The usecase is that you can send your compiled PDF to friends unfamiliar with LaTeX that want to proofread your thesis. They then add lots of annotations to the PDF and send it back to you. Instead of searching through the PDF for annotations, they are extracted by this script and added into the corresponding LaTeX source code. You can then read the annotations in your LaTeX editor and make the suggested changes right there.

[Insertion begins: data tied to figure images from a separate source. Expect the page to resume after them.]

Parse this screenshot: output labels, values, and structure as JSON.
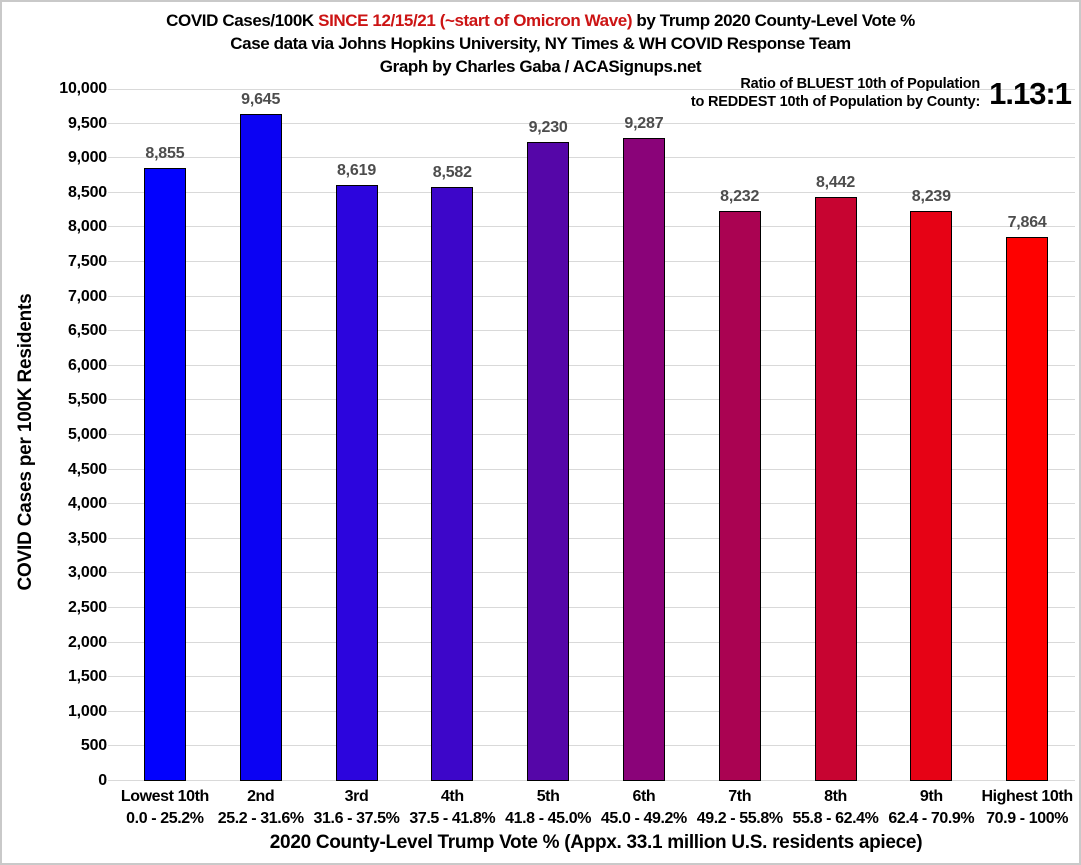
{
  "title": {
    "line1_part1": "COVID Cases/100K ",
    "line1_part2": "SINCE 12/15/21 (~start of Omicron Wave)",
    "line1_part3": " by Trump 2020 County-Level Vote %",
    "line2": "Case data via Johns Hopkins University, NY Times & WH COVID Response Team",
    "line3": "Graph by Charles Gaba / ACASignups.net",
    "highlight_color": "#cc1414"
  },
  "annotation": {
    "line1": "Ratio of BLUEST 10th of Population",
    "line2": "to REDDEST 10th of Population by County:",
    "value": "1.13:1"
  },
  "chart_data": {
    "type": "bar",
    "title": "COVID Cases/100K SINCE 12/15/21 (~start of Omicron Wave) by Trump 2020 County-Level Vote %",
    "subtitle1": "Case data via Johns Hopkins University, NY Times & WH COVID Response Team",
    "subtitle2": "Graph by Charles Gaba / ACASignups.net",
    "xlabel": "2020 County-Level Trump Vote % (Appx. 33.1 million U.S. residents apiece)",
    "ylabel": "COVID Cases per 100K Residents",
    "ylim": [
      0,
      10000
    ],
    "ytick_step": 500,
    "grid": "horizontal",
    "legend": "none",
    "categories": [
      "Lowest 10th",
      "2nd",
      "3rd",
      "4th",
      "5th",
      "6th",
      "7th",
      "8th",
      "9th",
      "Highest 10th"
    ],
    "ranges": [
      "0.0 - 25.2%",
      "25.2 - 31.6%",
      "31.6 - 37.5%",
      "37.5 - 41.8%",
      "41.8 - 45.0%",
      "45.0 - 49.2%",
      "49.2 - 55.8%",
      "55.8 - 62.4%",
      "62.4 - 70.9%",
      "70.9 - 100%"
    ],
    "values": [
      8855,
      9645,
      8619,
      8582,
      9230,
      9287,
      8232,
      8442,
      8239,
      7864
    ],
    "value_labels": [
      "8,855",
      "9,645",
      "8,619",
      "8,582",
      "9,230",
      "9,287",
      "8,232",
      "8,442",
      "8,239",
      "7,864"
    ],
    "bar_colors": [
      "#0201fe",
      "#0b02f3",
      "#2c05dd",
      "#3d06c9",
      "#5506a8",
      "#8a0379",
      "#aa0352",
      "#c70431",
      "#e60215",
      "#fe0100"
    ],
    "bar_border_color": "#000000",
    "value_label_color": "#4d4d4d",
    "grid_color": "#d9d9d9"
  }
}
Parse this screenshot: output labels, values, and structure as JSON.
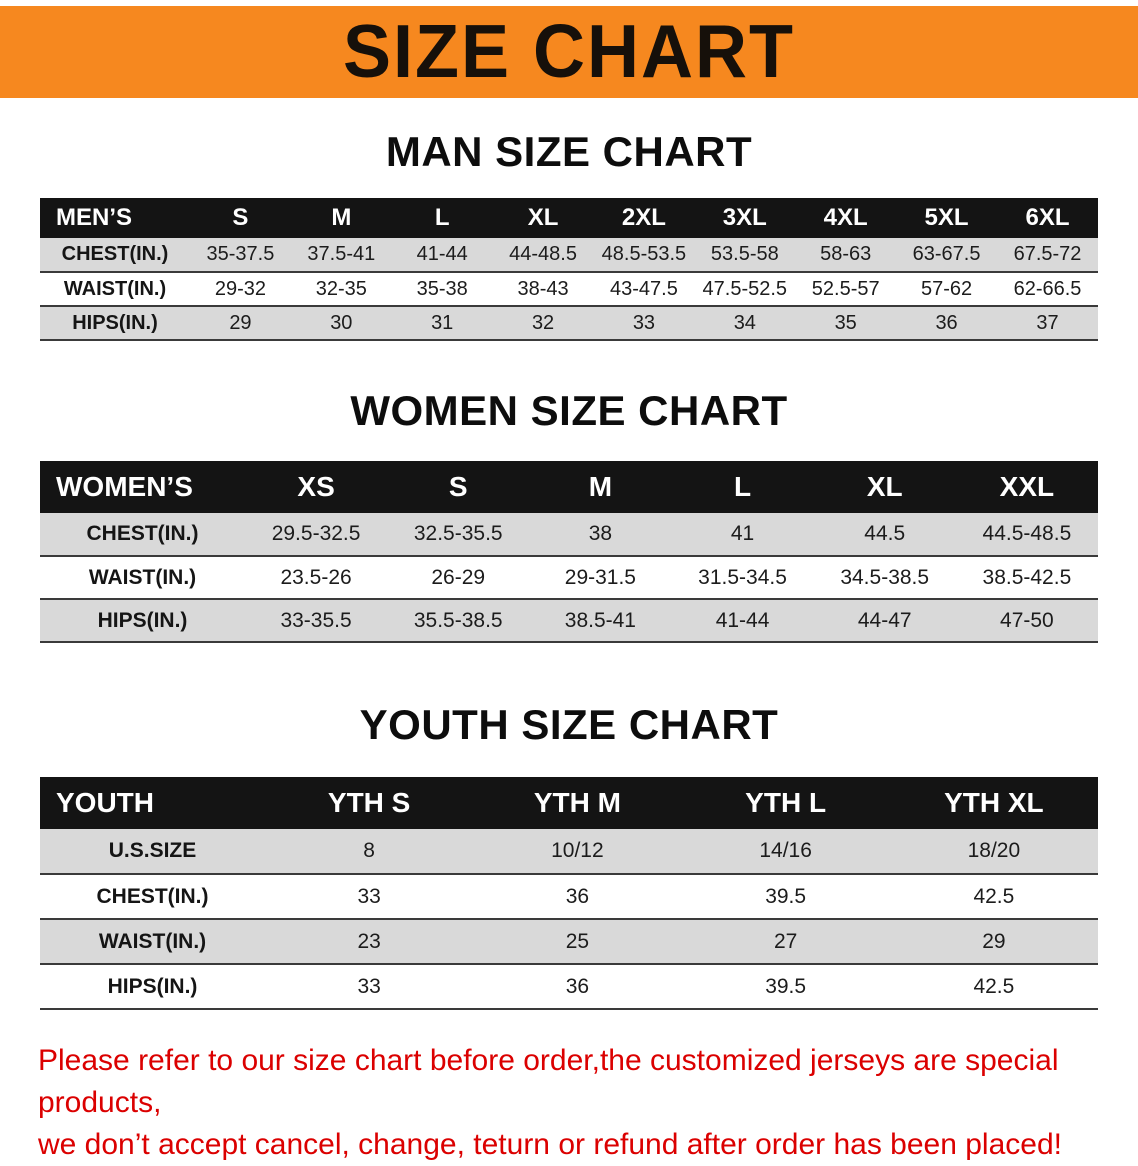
{
  "banner": {
    "title": "SIZE CHART"
  },
  "colors": {
    "banner_bg": "#F6881F",
    "table_header_bg": "#141414",
    "row_alt_bg": "#D9D9D9",
    "footer_text": "#DB0000"
  },
  "sections": [
    {
      "heading": "MAN SIZE CHART",
      "table": {
        "header": [
          "MEN’S",
          "S",
          "M",
          "L",
          "XL",
          "2XL",
          "3XL",
          "4XL",
          "5XL",
          "6XL"
        ],
        "rows": [
          [
            "CHEST(IN.)",
            "35-37.5",
            "37.5-41",
            "41-44",
            "44-48.5",
            "48.5-53.5",
            "53.5-58",
            "58-63",
            "63-67.5",
            "67.5-72"
          ],
          [
            "WAIST(IN.)",
            "29-32",
            "32-35",
            "35-38",
            "38-43",
            "43-47.5",
            "47.5-52.5",
            "52.5-57",
            "57-62",
            "62-66.5"
          ],
          [
            "HIPS(IN.)",
            "29",
            "30",
            "31",
            "32",
            "33",
            "34",
            "35",
            "36",
            "37"
          ]
        ]
      }
    },
    {
      "heading": "WOMEN SIZE CHART",
      "table": {
        "header": [
          "WOMEN’S",
          "XS",
          "S",
          "M",
          "L",
          "XL",
          "XXL"
        ],
        "rows": [
          [
            "CHEST(IN.)",
            "29.5-32.5",
            "32.5-35.5",
            "38",
            "41",
            "44.5",
            "44.5-48.5"
          ],
          [
            "WAIST(IN.)",
            "23.5-26",
            "26-29",
            "29-31.5",
            "31.5-34.5",
            "34.5-38.5",
            "38.5-42.5"
          ],
          [
            "HIPS(IN.)",
            "33-35.5",
            "35.5-38.5",
            "38.5-41",
            "41-44",
            "44-47",
            "47-50"
          ]
        ]
      }
    },
    {
      "heading": "YOUTH SIZE CHART",
      "table": {
        "header": [
          "YOUTH",
          "YTH S",
          "YTH M",
          "YTH L",
          "YTH XL"
        ],
        "rows": [
          [
            "U.S.SIZE",
            "8",
            "10/12",
            "14/16",
            "18/20"
          ],
          [
            "CHEST(IN.)",
            "33",
            "36",
            "39.5",
            "42.5"
          ],
          [
            "WAIST(IN.)",
            "23",
            "25",
            "27",
            "29"
          ],
          [
            "HIPS(IN.)",
            "33",
            "36",
            "39.5",
            "42.5"
          ]
        ]
      }
    }
  ],
  "footer": {
    "line1": "Please refer to our size chart before order,the customized jerseys are special products,",
    "line2": "we don’t accept cancel, change, teturn or refund after order has been placed!"
  }
}
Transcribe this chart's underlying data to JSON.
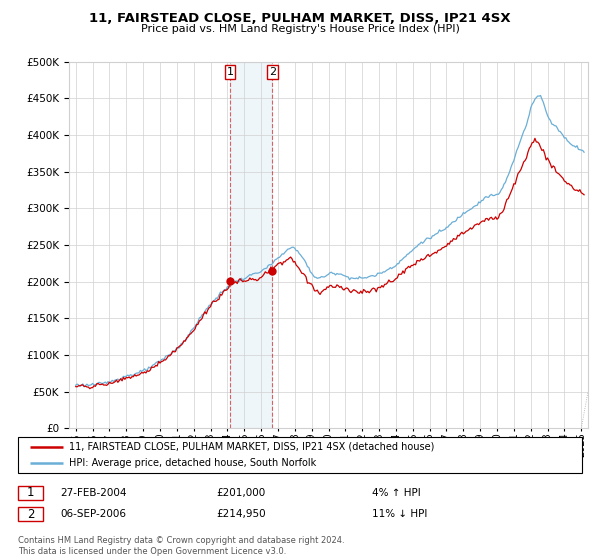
{
  "title": "11, FAIRSTEAD CLOSE, PULHAM MARKET, DISS, IP21 4SX",
  "subtitle": "Price paid vs. HM Land Registry's House Price Index (HPI)",
  "legend_line1": "11, FAIRSTEAD CLOSE, PULHAM MARKET, DISS, IP21 4SX (detached house)",
  "legend_line2": "HPI: Average price, detached house, South Norfolk",
  "transaction1_date": "27-FEB-2004",
  "transaction1_price": "£201,000",
  "transaction1_hpi": "4% ↑ HPI",
  "transaction2_date": "06-SEP-2006",
  "transaction2_price": "£214,950",
  "transaction2_hpi": "11% ↓ HPI",
  "footer": "Contains HM Land Registry data © Crown copyright and database right 2024.\nThis data is licensed under the Open Government Licence v3.0.",
  "hpi_color": "#6baed6",
  "price_color": "#cc0000",
  "background_color": "#ffffff",
  "grid_color": "#d0d0d0",
  "ylim": [
    0,
    500000
  ],
  "yticks": [
    0,
    50000,
    100000,
    150000,
    200000,
    250000,
    300000,
    350000,
    400000,
    450000,
    500000
  ],
  "transaction1_year": 2004.15,
  "transaction2_year": 2006.67
}
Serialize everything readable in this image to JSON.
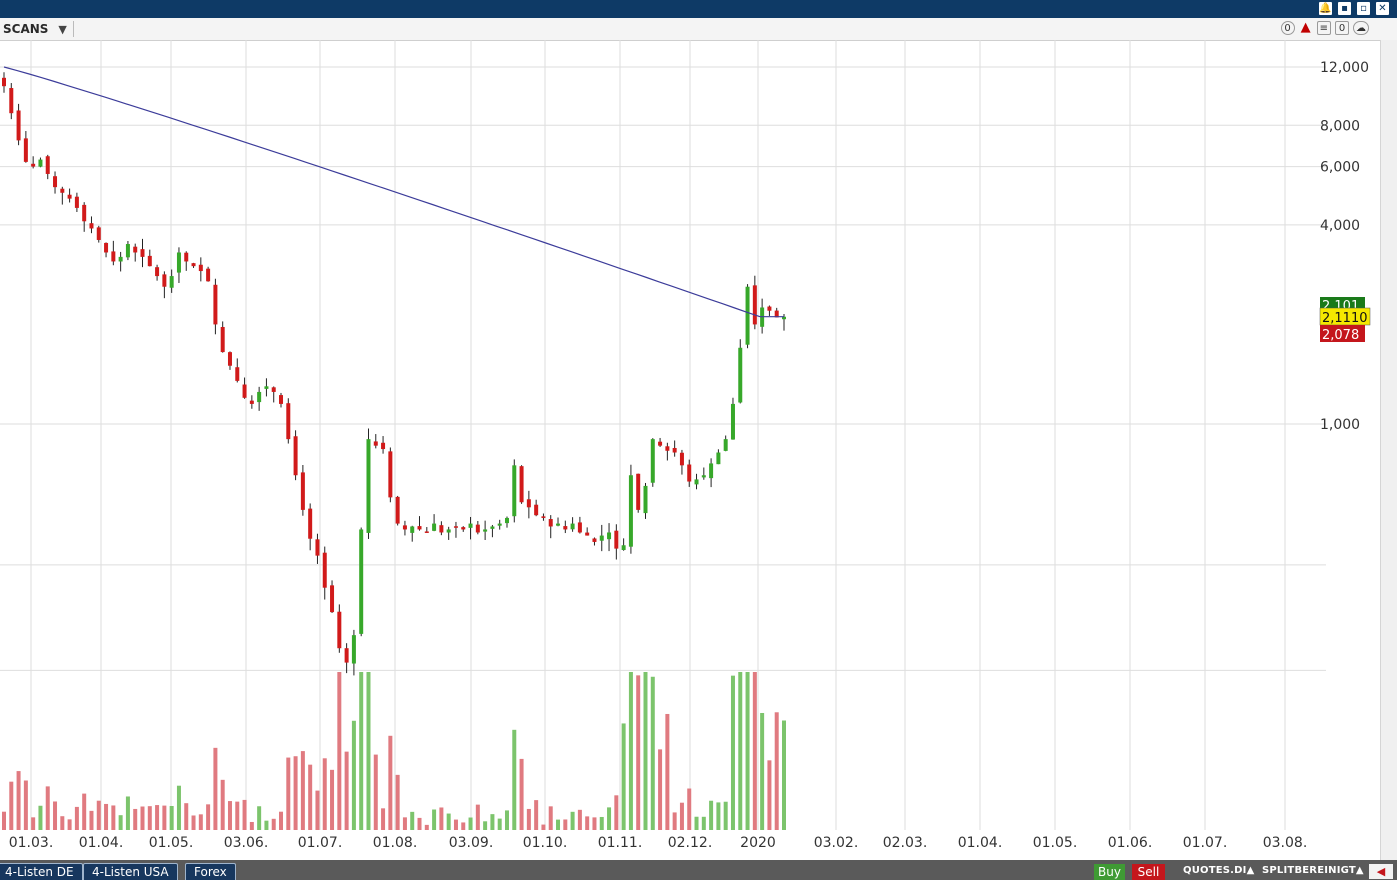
{
  "window": {
    "buttons": [
      {
        "name": "alarm",
        "glyph": "🔔"
      },
      {
        "name": "restore",
        "glyph": "▪"
      },
      {
        "name": "detach",
        "glyph": "▫"
      },
      {
        "name": "close",
        "glyph": "✕"
      }
    ]
  },
  "toolbar": {
    "scans_label": "SCANS",
    "dropdown_glyph": "▼",
    "icons": [
      {
        "name": "info-icon",
        "text": "0"
      },
      {
        "name": "bell-icon",
        "text": "▲"
      },
      {
        "name": "list-add-icon",
        "text": "≡"
      },
      {
        "name": "counter-icon",
        "text": "0"
      },
      {
        "name": "cloud-icon",
        "text": "☁"
      }
    ]
  },
  "chart_data": {
    "type": "candlestick",
    "scale": "log",
    "yaxis_ticks": [
      "12,000",
      "8,000",
      "6,000",
      "4,000",
      "1,000"
    ],
    "xaxis_ticks": [
      "01.03.",
      "01.04.",
      "01.05.",
      "03.06.",
      "01.07.",
      "01.08.",
      "03.09.",
      "01.10.",
      "01.11.",
      "02.12.",
      "2020",
      "03.02.",
      "02.03.",
      "01.04.",
      "01.05.",
      "01.06.",
      "01.07.",
      "03.08."
    ],
    "price_markers": {
      "ask": "2,101",
      "last": "2,1110",
      "bid": "2,078"
    },
    "moving_average_color": "#3c3c9a",
    "up_color": "#37a82a",
    "down_color": "#d11a1a",
    "volume_up_color": "#7cc46c",
    "volume_down_color": "#e07a80",
    "closes": [
      10.5,
      8.7,
      7.2,
      6.2,
      6.0,
      6.3,
      5.7,
      5.2,
      5.0,
      4.8,
      4.5,
      4.1,
      3.9,
      3.6,
      3.3,
      3.1,
      3.2,
      3.5,
      3.3,
      3.2,
      3.0,
      2.8,
      2.6,
      2.8,
      3.3,
      3.1,
      3.0,
      2.9,
      2.7,
      2.0,
      1.65,
      1.5,
      1.35,
      1.2,
      1.15,
      1.25,
      1.3,
      1.25,
      1.15,
      0.9,
      0.7,
      0.55,
      0.45,
      0.4,
      0.32,
      0.27,
      0.21,
      0.19,
      0.23,
      0.48,
      0.9,
      0.86,
      0.84,
      0.6,
      0.5,
      0.48,
      0.49,
      0.48,
      0.47,
      0.5,
      0.47,
      0.48,
      0.49,
      0.48,
      0.5,
      0.47,
      0.48,
      0.49,
      0.5,
      0.52,
      0.75,
      0.58,
      0.56,
      0.53,
      0.52,
      0.49,
      0.5,
      0.48,
      0.5,
      0.47,
      0.46,
      0.44,
      0.46,
      0.47,
      0.42,
      0.43,
      0.7,
      0.55,
      0.65,
      0.9,
      0.86,
      0.83,
      0.82,
      0.75,
      0.67,
      0.68,
      0.7,
      0.76,
      0.82,
      0.9,
      1.15,
      1.7,
      2.6,
      2.0,
      2.25,
      2.2,
      2.1,
      2.11
    ]
  },
  "bottombar": {
    "tabs": [
      "4-Listen DE",
      "4-Listen USA",
      "Forex"
    ],
    "buy_label": "Buy",
    "sell_label": "Sell",
    "quotes_label": "QUOTES.DI▲",
    "split_label": "SPLITBEREINIGT▲",
    "corner_glyph": "◀"
  }
}
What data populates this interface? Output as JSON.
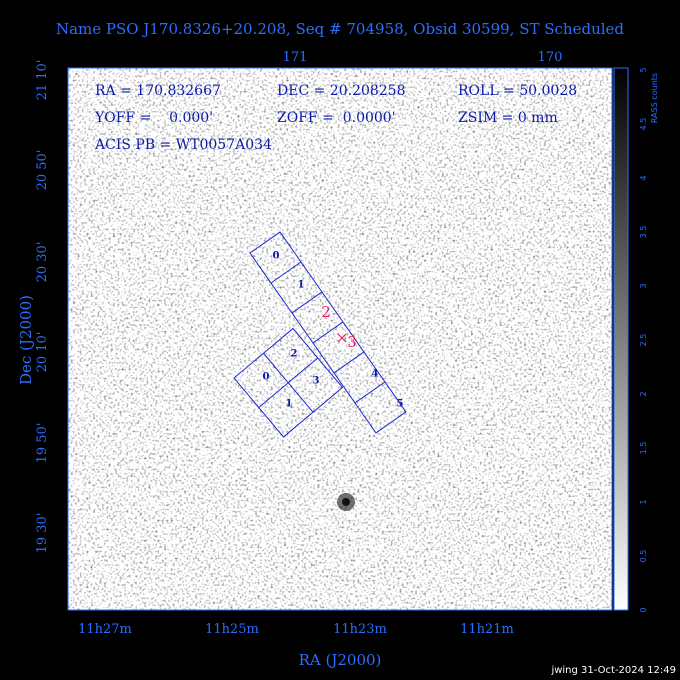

This script is written in Python 3.
It uses the popplerqt5
, pypdf
, pymupdf
, or pdfminer
to extract the annotations. The pdfminer
implementation is based on https://github.com/0xabu/pdfannots.
It needs the synctex
binary to find the correct source files.
The idea is to have the LaTeX source code and the corresponding SyncTeX file (extension .synctex
or .synctex.gz
) under version control with git. When you create a PDF to send to a friend, you create a commit and note the commit somewhere. When your friend sends you their annotated PDF file, you go back to that commit and run this script by passing it the annotated file and the location of the originally created pdf file (so the script can find the corresponding synctex file). This will insert the annotations as comments in the LaTeX source code. Then you commit these changes to a new branch and merge that branch with your current HEAD
. This way you get the annotations in your current version and you can implement the suggested changes.
pdfannotex.py paper_annotated.pdf -o path/to/paper.pdf
This script is currently limited to placing comments on the line above the one where the annotation was placed. This is due to the current limitations of synctex. This could be expanded in the future to allow for graphical notes in the compiled PDF which could highlight the region of highlight annotations (see issue #1).